U.S. Order, a pioneer in screen phone banking, has taken its first steps into the PC-based banking business.
The Herndon, Va.-based company announced that it intends to purchase a 40% stake worth $5 million in Home Financial Network Inc., a developer of interactive financial applications for banks and their customers. The investment is expected to close by Nov. 1.
HomeNet, as the company is known, targets a consumer segment that company officials believe has been left behind by the leading financial management packages: the PC novice.
HomeNet software, which is expected to be available in the next few months, offers consumers simple electronic bill payment, account inquiries, and funds transfer capabilities. The product is significantly less complicated than Microsoft Corp.'s Money and Intuit Inc.'s Quicken, which are among the most popular consumer finance software packages.
Both U.S. Order and HomeNet officials say the service targets a large segment of the PC user market.
"Users of Money and Quicken are usually techno-savvy, high-income, early adopters of technology that want the sophisticated features for financial management these software packages provide," said Eric T. Jacobsen, president and chief operating officer of HomeNet. "But they make up only 20% to 25% of the PC market."
HomeNet and U.S. Order are setting their sights on the other 75% of the market with simple electronic transaction processing needs, he said.
"These aren't the users interested in printing weekly bar charts of their net worth, or allocating costs to budgeting categories," he said. "They just want to pay some bills, and do some funds transfers."
John C. Backus, president and chief operating officer of U.S. Order, said he believes that the PC applications developed by HomeNet will do much to fill the gap created by today's financial management packages that cater predominantly to high-end consumers.
HomeNet's PC application will expand U.S Order's existing portfolio of home banking services, which includes services for touch-tone phones and screen telephones.
U.S. Order - which has a relationship with Visa International's remote services unit, called Visa Interactive - provides implementation, hardware, and support services for financial institutions. Visa Interactive handles the delivery and transaction processing of electronic services.
Mr.
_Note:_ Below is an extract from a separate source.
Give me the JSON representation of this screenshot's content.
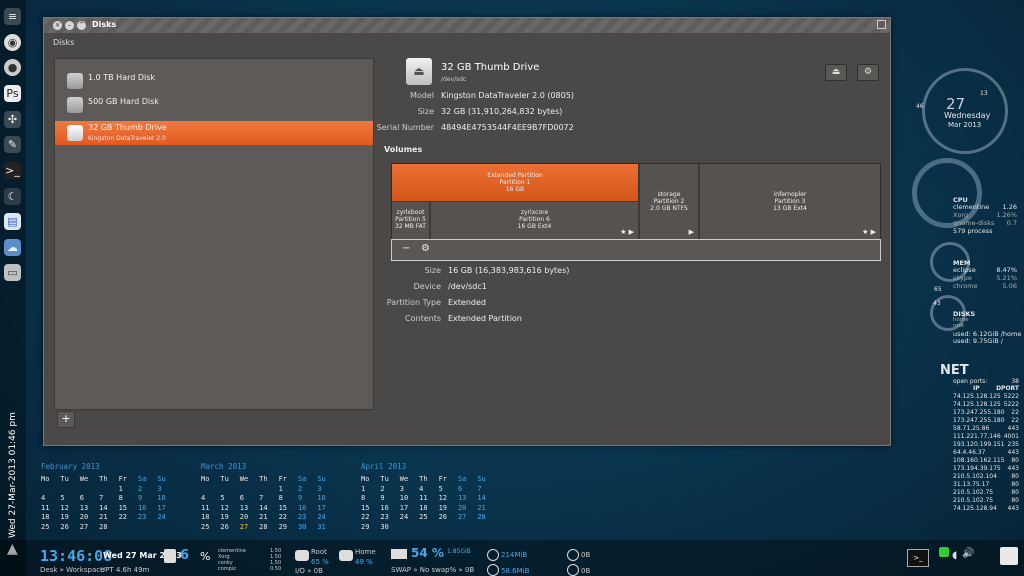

Backus said U.S. Order's interest in HomeNet stemmed in part from the latter's track record of developing high-quality personal financial software.
HomeNet was started by two former executives of Meca Software Inc., makers of the Managing Your Money financial management package. Daniel M. Schley had been president and chief executive of Meca, and Eric Jacobsen previously was Meca's vice president of marketing. Meca was recently bought by BankAmerica Corp. and NationsBank Corp.
Mr. Backus said that HomeNet's bank-friendly strategy of developing services that can be private-labeled by financial institutions closely matches U.S. Order's.
Both companies emphasize their intentions to enhance, not threaten, the relationship between financial institutions and customers.
"There is a fear among financial institutions that once they give customer information to companies like Microsoft, they could lose those customers," said HomeNet's Mr. Jacobsen.
"We don't want to get in the middle of the customer relationship. The consumer won't know who we are."
Mr. Backus said this should be good news to financial institutions that want to offer PC-based home banking without having to build their own systems or promote Microsoft or Intuit along with their own names.
U.S. Order and HomeNet offer an alternative that enables banks to retain control of the customer relationship, he said.
BankAmerica and NationsBank are also pursuing this strategy by enlisting other banks to take stakes in Meca.
U.S. Order and HomeNet will market the service to Visa member banks. HomeNet will also market to banks directly.
HomeNet is one of a handful of vendors building products that interface with Visa's electronic banking platform.